Non deve essere visto come qualcosa di sorprendente se “Don’t Look Up”, l’ultima opera di Adam McKay, è stato maggiormente apprezzato dagli scienziati che dai critici cinematografici: forse perché questa pellicola, nel raccontare le assurde quanto patetiche (nel senso di pena umana che si prova nei loro confronti) vicende di questi due ricercatori, Randall Mindy e Kate Dibiasky (ben interpretati da Leonardo DiCaprio e Jennifer Lawrence) che, nel tentativo di avvertire la popolazione da una minaccia imminente che porterebbe il genere umano all’estinzione, vengono prima ignorati dal governo, poi presi in giro dai media, per poi essere usati e manipolati dal governo stesso, oltre che dai ricchi tycoon delle multinazionali, unicamente per i propri tornaconti personali, molti di loro che da anni si occupano del cambiamento climatico, si sono pienamente rivisti e rispecchiati nell’assurda storia dei nostri protagonisti.
Una storia che poi tanto assurda forse non è, visto come nel mondo reale, ci siano tutt’ora leader politici che negano l’esistenza del climate change, o che agli inizi della pandemia da Covid-19, negavano che il virus SARS-CoV-2 potesse provocare una catastrofe di morti e ospedalizzazioni.

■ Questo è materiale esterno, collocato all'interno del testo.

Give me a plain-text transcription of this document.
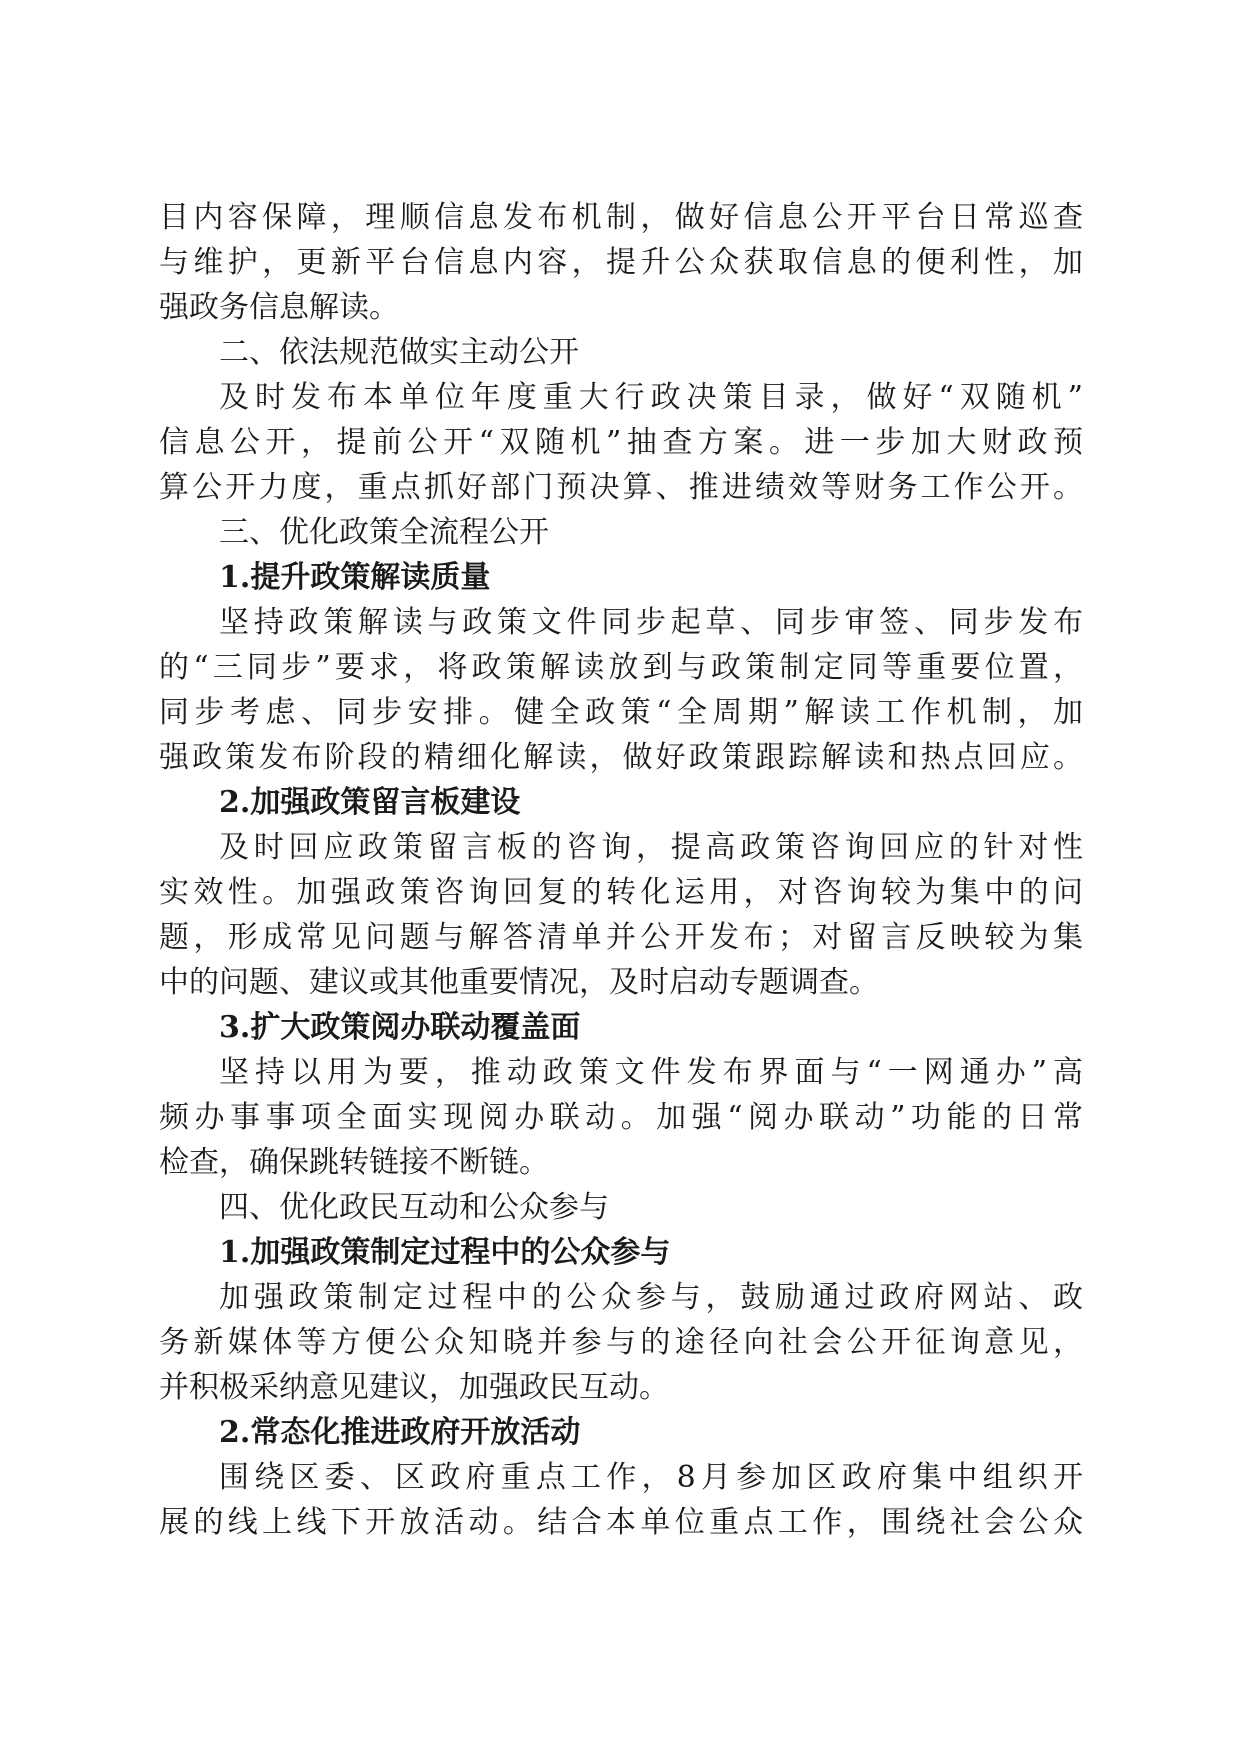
目内容保障，理顺信息发布机制，做好信息公开平台日常巡查
与维护，更新平台信息内容，提升公众获取信息的便利性，加
强政务信息解读。
二、依法规范做实主动公开
及时发布本单位年度重大行政决策目录，做好“双随机”
信息公开，提前公开“双随机”抽查方案。进一步加大财政预
算公开力度，重点抓好部门预决算、推进绩效等财务工作公开。
三、优化政策全流程公开
1.提升政策解读质量
坚持政策解读与政策文件同步起草、同步审签、同步发布
的“三同步”要求，将政策解读放到与政策制定同等重要位置，
同步考虑、同步安排。健全政策“全周期”解读工作机制，加
强政策发布阶段的精细化解读，做好政策跟踪解读和热点回应。
2.加强政策留言板建设
及时回应政策留言板的咨询，提高政策咨询回应的针对性
实效性。加强政策咨询回复的转化运用，对咨询较为集中的问
题，形成常见问题与解答清单并公开发布；对留言反映较为集
中的问题、建议或其他重要情况，及时启动专题调查。
3.扩大政策阅办联动覆盖面
坚持以用为要，推动政策文件发布界面与“一网通办”高
频办事事项全面实现阅办联动。加强“阅办联动”功能的日常
检查，确保跳转链接不断链。
四、优化政民互动和公众参与
1.加强政策制定过程中的公众参与
加强政策制定过程中的公众参与，鼓励通过政府网站、政
务新媒体等方便公众知晓并参与的途径向社会公开征询意见，
并积极采纳意见建议，加强政民互动。
2.常态化推进政府开放活动
围绕区委、区政府重点工作，8月参加区政府集中组织开
展的线上线下开放活动。结合本单位重点工作，围绕社会公众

Qualche nome? Donald Trump, ex-presidente degli Stati Uniti, Jair Bolsonaro, attuale presidente del Brasile, Narendra Modi, attuale presidente dell’India (indovinate quali sono i due Paesi in cui sono scoppiate le varianti più pericolose di Covid…). Molte delle recensioni negative al film di Mckay (quantomeno quelle scritte su giornali o riviste super-partes) hanno più o meno tutte sottolineato le stesse cose, dalla superficialità nel trattare certi argomenti così spinosi, alla satira che non fa ridere e non “punge” come dovrebbe (basti leggere la recensione dell’ ”Hollywood Reporter” o quella del “The Guardian”). Ma gli uomini di scienza si sono letteralmente trovati tutti d’accordo nel dire che il film, per quanto orientato sui toni della farsa, sia più reale di quanto non sembri, soprattutto nell’esplicita messa in scena del negazionismo scientifico, come sottolineato dalla recensione dell’astrofisica Rebecca Oppenheimer, pubblicata su “Scientific American”, e soprattutto nella più realistica messa in scena di una possibile (imminente?) crisi climatica del pianeta, e sulla totale passività di governi e popolazione nel reagire all’emergenza, sfruttando la metafora della cometa che sta per schiantarsi sulla Terra, come sottolineato dal climatologo Peter Kalmus, in una sua recensione del film pubblicata sempre sul “The Guardian”.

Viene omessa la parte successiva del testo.